I like stuff.

Monday, March 03, 2008

Fight the future.

Please, all of you out there, read this

And then come back and tell me that I'm wrong that older media is sucking up to old media as it is cutting off "new media".

Look, I know, it's a lot of buzzwords, and there's a lot of user-generated crap out there (trust me, I make my share of awfulness), but something about this struck me as "Oh look, here's how we can transition our ad-funded history into a new space, and stifle accessibility (i.e., the DIY crowd) at the same time!"

For all of the internet memes that drive me insane, for all the spam, and privacy concerns and this and that and whatever else, I'd still hate more to see this medium turn into a new broadcast top-down model.

Do you get that vibe?

-transiit

5 comments:

stiill said...

What part is suggesting the "cutting off"/stifling angle? I see how they're trying to lure people in with their content, and then sell the viewers to advertisers by using product placement. It was inevitable that big-budget content would increasingly be made with the web as its first target. I'm not seeing where this interferes with the more DIY crowd, though, except in terms of increased competition.

transiit said...

It's mostly about the budgets they've got, and I think a lot about where teh intarweb has gone as more business has moved in.

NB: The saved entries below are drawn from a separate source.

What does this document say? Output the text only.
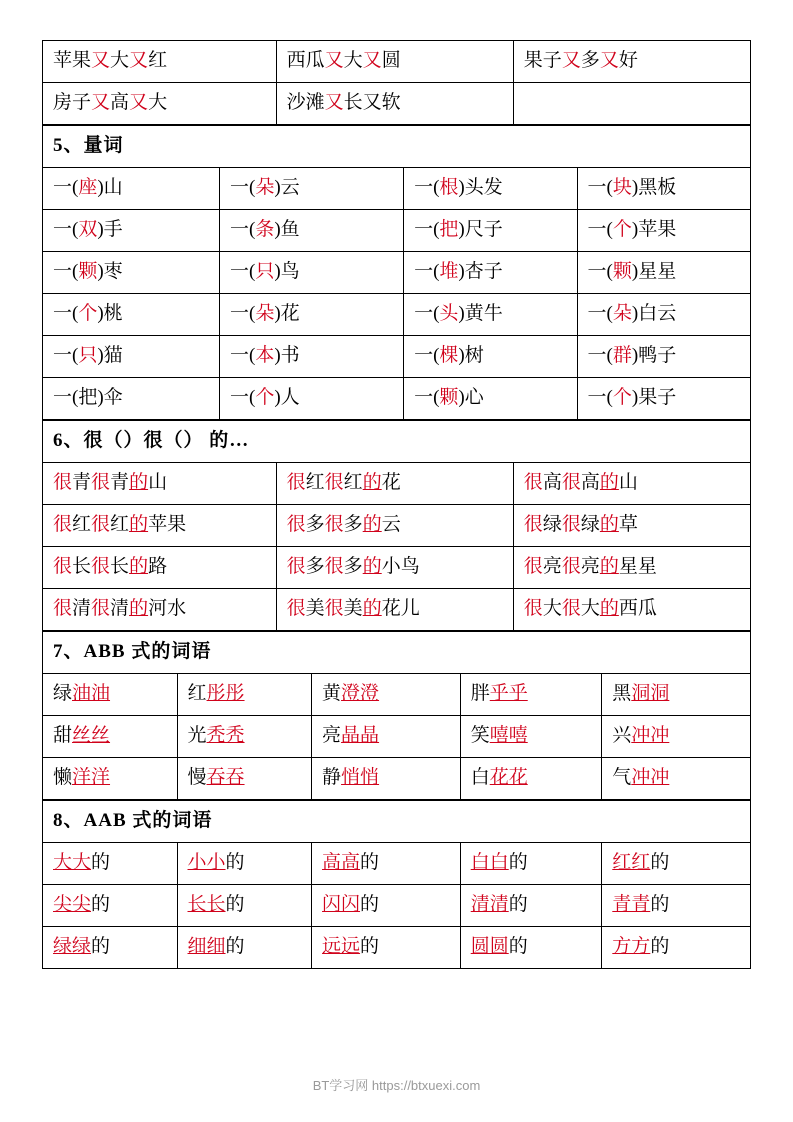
苹果又大又红	西瓜又大又圆	果子又多又好
房子又高又大	沙滩又长又软	
5、量词			
一(座)山	一(朵)云	一(根)头发	一(块)黑板
一(双)手	一(条)鱼	一(把)尺子	一(个)苹果
一(颗)枣	一(只)鸟	一(堆)杏子	一(颗)星星
一(个)桃	一(朵)花	一(头)黄牛	一(朵)白云
一(只)猫	一(本)书	一(棵)树	一(群)鸭子
一(把)伞	一(个)人	一(颗)心	一(个)果子
6、很（）很（） 的…		
很青很青的山	很红很红的花	很高很高的山
很红很红的苹果	很多很多的云	很绿很绿的草
很长很长的路	很多很多的小鸟	很亮很亮的星星
很清很清的河水	很美很美的花儿	很大很大的西瓜
7、ABB 式的词语				
绿油油	红彤彤	黄澄澄	胖乎乎	黑洞洞
甜丝丝	光秃秃	亮晶晶	笑嘻嘻	兴冲冲
懒洋洋	慢吞吞	静悄悄	白花花	气冲冲
8、AAB 式的词语				
大大的	小小的	高高的	白白的	红红的
尖尖的	长长的	闪闪的	清清的	青青的
绿绿的	细细的	远远的	圆圆的	方方的
BT学习网 https://btxuexi.com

I'm probably just paranoid.

jsarbino said...

I think you're wrong here. Eisner has a huge budget, and even bigger friends because he was in charge of Disney for so long. The reason he can be successful so quickly (to the chagrin of DIY'ers) is no more than his ability to marshal the best resources to his aid in every aspect of the production. Need a director for your vlog? DIY...or, if you're Eisner, call up Spielberg and ask him if he's seen any bright-eyed kids with "promise". He can get what he wants because he can afford it. I don't think he (or they) will ever really get control because the space is too big. For instance, as you probably know I spend WAY TOO MUCH TIME on the internet, but I've never even heard of his crap shows.

I think Eisner is the exception, not the rule.

transiit said...

I just see a lot of the DIY crowd getting pushed aside because corporate interests are taking an interest. Myspace owned by News Corp? Myspace adding a video section a la youtube? Myspace putting craptastic "internet only videos" all over their youtubealike, and then slapping ads over anything. Ok.

What's strange to me is that the number of people that will participate in an ARG (though still largely passive consumption) is still a lot larger than the group that will go out and make stuff.

But that's a different argument, I suppose.